Dance costumes

A dance student performs in a costume made by K.C. Powers of Harker Heights.

Courtesy photo

As the saying goes, necessity is the mother of invention. But for busy mom K.C. Powers of Harker Heights, invention is the necessity of mothers.

That principle has allowed Powers to balance her roles as a busy home-schooling mom with a teenage son and three daughters studying ballet with two thriving specialty-sewing businesses.

Powers owns That’s So KC, a sewing business that creates dance school costumes and customized clothing for children. With business partner Sue Morrisey, she also owns Vitus and Company, which creates costumes for stage productions.

A military wife, Powers home-schools her four children, L.B., 14, Michaela, 11, Emma, 9, and Jordan, 7, and is actively involved in church and family sports activities. She uses her sewing business to make modest and age-appropriate children’s clothing.

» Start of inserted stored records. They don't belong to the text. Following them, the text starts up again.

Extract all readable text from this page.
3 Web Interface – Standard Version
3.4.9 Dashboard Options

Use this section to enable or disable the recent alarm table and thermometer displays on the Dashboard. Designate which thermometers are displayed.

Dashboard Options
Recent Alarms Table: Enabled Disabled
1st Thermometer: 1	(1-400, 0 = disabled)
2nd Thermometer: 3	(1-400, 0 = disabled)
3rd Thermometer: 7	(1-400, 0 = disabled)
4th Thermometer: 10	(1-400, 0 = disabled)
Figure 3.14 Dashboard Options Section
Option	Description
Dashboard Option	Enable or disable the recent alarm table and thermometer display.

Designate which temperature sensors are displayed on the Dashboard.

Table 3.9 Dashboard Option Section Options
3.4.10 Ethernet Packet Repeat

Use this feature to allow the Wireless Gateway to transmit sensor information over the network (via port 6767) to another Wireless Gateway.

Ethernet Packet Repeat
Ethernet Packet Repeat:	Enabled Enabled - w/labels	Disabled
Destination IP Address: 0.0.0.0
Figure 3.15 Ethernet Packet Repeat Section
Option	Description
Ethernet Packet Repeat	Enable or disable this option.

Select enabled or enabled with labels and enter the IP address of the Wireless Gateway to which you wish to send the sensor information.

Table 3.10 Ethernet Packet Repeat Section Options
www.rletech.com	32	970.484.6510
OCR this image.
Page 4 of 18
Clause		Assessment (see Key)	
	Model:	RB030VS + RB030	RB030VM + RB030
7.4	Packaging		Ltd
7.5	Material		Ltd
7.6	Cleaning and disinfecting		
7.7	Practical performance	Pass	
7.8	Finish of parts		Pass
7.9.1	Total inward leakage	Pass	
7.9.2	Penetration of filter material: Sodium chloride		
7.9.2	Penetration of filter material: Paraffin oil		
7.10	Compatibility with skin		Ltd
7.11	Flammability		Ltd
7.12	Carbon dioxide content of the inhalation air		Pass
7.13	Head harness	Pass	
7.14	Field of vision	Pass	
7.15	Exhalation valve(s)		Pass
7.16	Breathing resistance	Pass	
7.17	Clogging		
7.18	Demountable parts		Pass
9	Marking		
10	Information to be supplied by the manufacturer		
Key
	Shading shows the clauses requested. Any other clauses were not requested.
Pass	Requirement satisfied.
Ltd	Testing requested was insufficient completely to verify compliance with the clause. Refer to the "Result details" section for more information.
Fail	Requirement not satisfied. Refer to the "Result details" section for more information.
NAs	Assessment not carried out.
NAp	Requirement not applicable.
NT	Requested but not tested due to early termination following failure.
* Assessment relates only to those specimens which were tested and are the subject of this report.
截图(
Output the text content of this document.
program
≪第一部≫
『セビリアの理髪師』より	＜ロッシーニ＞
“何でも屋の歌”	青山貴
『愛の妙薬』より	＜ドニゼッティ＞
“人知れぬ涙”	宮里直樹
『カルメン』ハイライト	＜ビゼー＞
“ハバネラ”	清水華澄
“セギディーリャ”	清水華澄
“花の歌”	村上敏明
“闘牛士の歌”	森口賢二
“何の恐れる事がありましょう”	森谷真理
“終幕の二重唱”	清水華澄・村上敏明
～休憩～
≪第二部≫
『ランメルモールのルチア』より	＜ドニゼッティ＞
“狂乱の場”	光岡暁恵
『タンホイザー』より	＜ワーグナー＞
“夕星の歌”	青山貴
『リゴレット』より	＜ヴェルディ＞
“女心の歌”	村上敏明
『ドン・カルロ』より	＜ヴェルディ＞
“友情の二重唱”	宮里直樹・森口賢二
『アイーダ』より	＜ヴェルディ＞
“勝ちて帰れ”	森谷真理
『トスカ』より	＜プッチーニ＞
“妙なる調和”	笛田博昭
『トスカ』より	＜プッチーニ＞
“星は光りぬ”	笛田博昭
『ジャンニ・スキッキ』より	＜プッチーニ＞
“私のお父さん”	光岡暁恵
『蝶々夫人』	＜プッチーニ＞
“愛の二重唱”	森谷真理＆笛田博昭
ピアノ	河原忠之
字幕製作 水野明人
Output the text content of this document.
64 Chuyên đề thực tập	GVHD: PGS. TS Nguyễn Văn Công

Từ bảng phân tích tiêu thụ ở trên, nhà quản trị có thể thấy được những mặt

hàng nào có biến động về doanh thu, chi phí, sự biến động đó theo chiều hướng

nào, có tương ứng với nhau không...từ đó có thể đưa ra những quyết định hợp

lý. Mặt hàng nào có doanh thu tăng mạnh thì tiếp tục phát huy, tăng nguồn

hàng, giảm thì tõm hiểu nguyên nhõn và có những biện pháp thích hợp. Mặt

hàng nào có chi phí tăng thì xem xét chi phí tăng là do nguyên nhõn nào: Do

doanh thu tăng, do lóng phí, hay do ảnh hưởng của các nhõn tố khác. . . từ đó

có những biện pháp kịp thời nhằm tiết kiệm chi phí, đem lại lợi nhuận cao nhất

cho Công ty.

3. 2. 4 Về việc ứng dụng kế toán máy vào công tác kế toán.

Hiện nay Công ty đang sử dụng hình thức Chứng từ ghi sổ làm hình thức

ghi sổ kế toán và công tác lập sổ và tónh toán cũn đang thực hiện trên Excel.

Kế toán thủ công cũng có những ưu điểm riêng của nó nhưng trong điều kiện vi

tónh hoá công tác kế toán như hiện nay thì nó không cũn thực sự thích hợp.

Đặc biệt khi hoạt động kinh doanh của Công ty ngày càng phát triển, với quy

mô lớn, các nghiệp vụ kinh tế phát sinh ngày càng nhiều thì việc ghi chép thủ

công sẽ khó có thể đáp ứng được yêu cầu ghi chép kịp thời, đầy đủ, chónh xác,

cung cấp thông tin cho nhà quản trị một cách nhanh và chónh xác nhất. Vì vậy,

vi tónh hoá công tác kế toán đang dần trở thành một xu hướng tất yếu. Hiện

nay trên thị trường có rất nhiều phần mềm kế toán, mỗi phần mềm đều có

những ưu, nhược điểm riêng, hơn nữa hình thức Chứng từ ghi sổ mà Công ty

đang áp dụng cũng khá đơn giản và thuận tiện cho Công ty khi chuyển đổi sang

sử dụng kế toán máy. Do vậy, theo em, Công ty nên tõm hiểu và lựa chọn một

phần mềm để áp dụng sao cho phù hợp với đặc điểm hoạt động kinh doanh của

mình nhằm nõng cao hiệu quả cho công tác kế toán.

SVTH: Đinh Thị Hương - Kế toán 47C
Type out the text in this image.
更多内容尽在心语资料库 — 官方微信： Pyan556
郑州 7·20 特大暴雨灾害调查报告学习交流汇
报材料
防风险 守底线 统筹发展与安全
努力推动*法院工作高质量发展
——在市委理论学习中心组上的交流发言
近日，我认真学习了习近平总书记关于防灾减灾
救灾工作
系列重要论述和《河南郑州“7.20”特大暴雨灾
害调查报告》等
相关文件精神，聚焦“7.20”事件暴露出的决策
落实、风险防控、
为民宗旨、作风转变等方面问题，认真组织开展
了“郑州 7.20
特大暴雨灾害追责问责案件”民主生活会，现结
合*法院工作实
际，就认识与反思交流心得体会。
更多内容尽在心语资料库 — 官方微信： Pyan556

“I don’t want my girls to be in some of these outfits popular today,” Powers said. “It’s hard to find clothes that are appropriate for little girls. Even though my daughter Michaela is 11, she is still a little girl. She doesn’t need to be in the type of clothing that you find in the stores now.”

Born in Seoul, South Korea, Powers came to the United States with her family when she was 3. Her only formal sewing training was a middle-school home economics class, but she also learned a great deal from her mother, who did industrial piecework sewing at home.

“I learned a lot of different techniques from my mother to make things more professional looking, but also some shortcuts that really helped,” Powers said.

Sewing was not part of Powers’ life until her daughters began taking ballet classes in 2009.

“Costumes can be very expensive. A tutu that you order from a custom company can cost $150 or $200.”

Powers quickly realized that she could produce the same costumes for much less money, and volunteered with another mother to make some of the costumes for that year’s production of “The Nutcracker.”

“I said I would help, but I ended up leading the way — it’s one of those things I just stumbled into,” she said. “For just plain tutus with a bodice and a little bit of sparkle; with $100, we made about 15 of them.”

Powers continues to make costumes for the school’s spring and winter performances. Her greatest challenge with ballet costumes is making items that look good and perform well on stage, while still fitting a variety of body types.

“Making costumes for a ballet school is different than making a custom costume for a specific person, because you have to make the costumes adjustable,” she said. “Most likely a different person will be wearing it every year.”

Ballet costumes, due to the design and fabrics required, are particularly tricky.

“Every dancer is built differently, so when you make the tutus they’re supposed to lay flat, but on some people they don’t quite lay flat, so you have to work around that,” Powers said.

With experience, Powers has improved her skills, learned to modify the patterns and make them longer, adding panels in the back to accommodate different sizes. In fact, she’s had an opportunity to learn something new with every performance season.

“This past year, after I made the costumes, I discovered a better technique for fitting,” she said.